Even if you’ve not made an exhaustive study of the pre-scientific world of Colonial America, you probably know it didn’t take much to upset the fragile Puritan worldview. How does one explain a cow that suddenly goes dry, unexpected deaths, a garden that withers when a neighbor’s thrives, freak accidents, barrenness, strange markings, or poppets? In a world so fraught, even the importation of three-pronged forks disrupts a community in which gossip, grudges, and fear dominate.

 

A fork plays a part in Mary’s woes. Her father is an important merchant in Salem and it was he who received some forks in a shipment from England. He gives one to Mary, but this being New England, not Olde, some locals see the humble table implement as the “Devil’s tines.” Mary’s marriage is also a shambles. Thomas is a bully who drinks too much, subjects her to rough sex, and repeatedly “corrects” (beats) her. In one drunken outburst he drives the fork into her hand and breaks it.

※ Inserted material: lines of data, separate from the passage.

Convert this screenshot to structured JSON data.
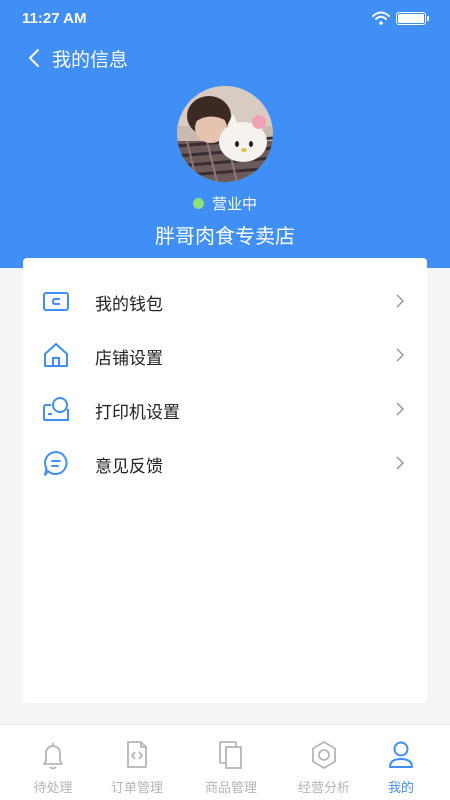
{
  "status_bar": {
    "time": "11:27 AM"
  },
  "nav": {
    "title": "我的信息"
  },
  "profile": {
    "status_text": "营业中",
    "status_color": "#8ee07d",
    "shop_name": "胖哥肉食专卖店"
  },
  "menu": [
    {
      "label": "我的钱包",
      "icon": "wallet-icon"
    },
    {
      "label": "店铺设置",
      "icon": "home-icon"
    },
    {
      "label": "打印机设置",
      "icon": "printer-icon"
    },
    {
      "label": "意见反馈",
      "icon": "feedback-icon"
    }
  ],
  "tabs": [
    {
      "label": "待处理",
      "icon": "bell-icon",
      "active": false
    },
    {
      "label": "订单管理",
      "icon": "order-icon",
      "active": false
    },
    {
      "label": "商品管理",
      "icon": "products-icon",
      "active": false
    },
    {
      "label": "经营分析",
      "icon": "hexagon-icon",
      "active": false
    },
    {
      "label": "我的",
      "icon": "user-icon",
      "active": true
    }
  ],
  "colors": {
    "brand": "#3f8ff7",
    "inactive": "#b5b5b5"
  }
}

These acts prompt Mary to seek divorce from Thomas. I won’t go into historical detail; let’s just say that very few women were granted divorce in the 17th century. Mary’s lawsuit, though (mostly) supported by her birth family, sets tongues a-clacking.

 

Bohjalian introduces chapters with “documents” (most are made up) pursuant to Mary’s divorce and subsequent witchcraft trials. Mary forges a unique strategy to defend herself. Massachusetts Bay Colony was a theocracy (a religion-based government) in which the line between pulpit, courts, and authority often overlapped. Because ministers hold power, Mary knows she needs clerical allies. What rulings are appropriate for a woman with a reputation for piety?

 

It is at this juncture that Bohjalian oversteps both history and credulity. Whilst Mary is estranged from Thomas, she develops a lustful infatuation for another man and isn’t very good at hiding it. (At least Hawthorne’s Hester Prynne had the wisdom to tryst in the woods!) Mind, this is during a time local wags and those with vested reasons to hate her insist she’s a witch. The novel’s resolution goes a step further down I-Don’t-Think-So Lane. It’s lifted from a folksong (Child Ballad 95) and might be how we’d like things to go down, but not how they actually did. It’s fictionl, so Bohjalian can invent and imagine to his heart’s content, but there is a great tonal inconsistency in leaping from the legalistic and religious to a swashbuckling caper.

 

Hour of the Witch is a decent read, for the season, though I doubt this will be remembered as one of Bohjalian’s best. There is no surfeit of witchcraft novels and, let’s face it, a one-off from Bohjalian isn’t going to dethrone Alice Hoffman from her roost as the queen of witchcraft fiction. If you’ve not already done so, you might want to read her Magic Lessons as a companion to Hour of the Witch.

 

Rob Weir

 

* Contrary to common belief, no witches were burnt in the Americas.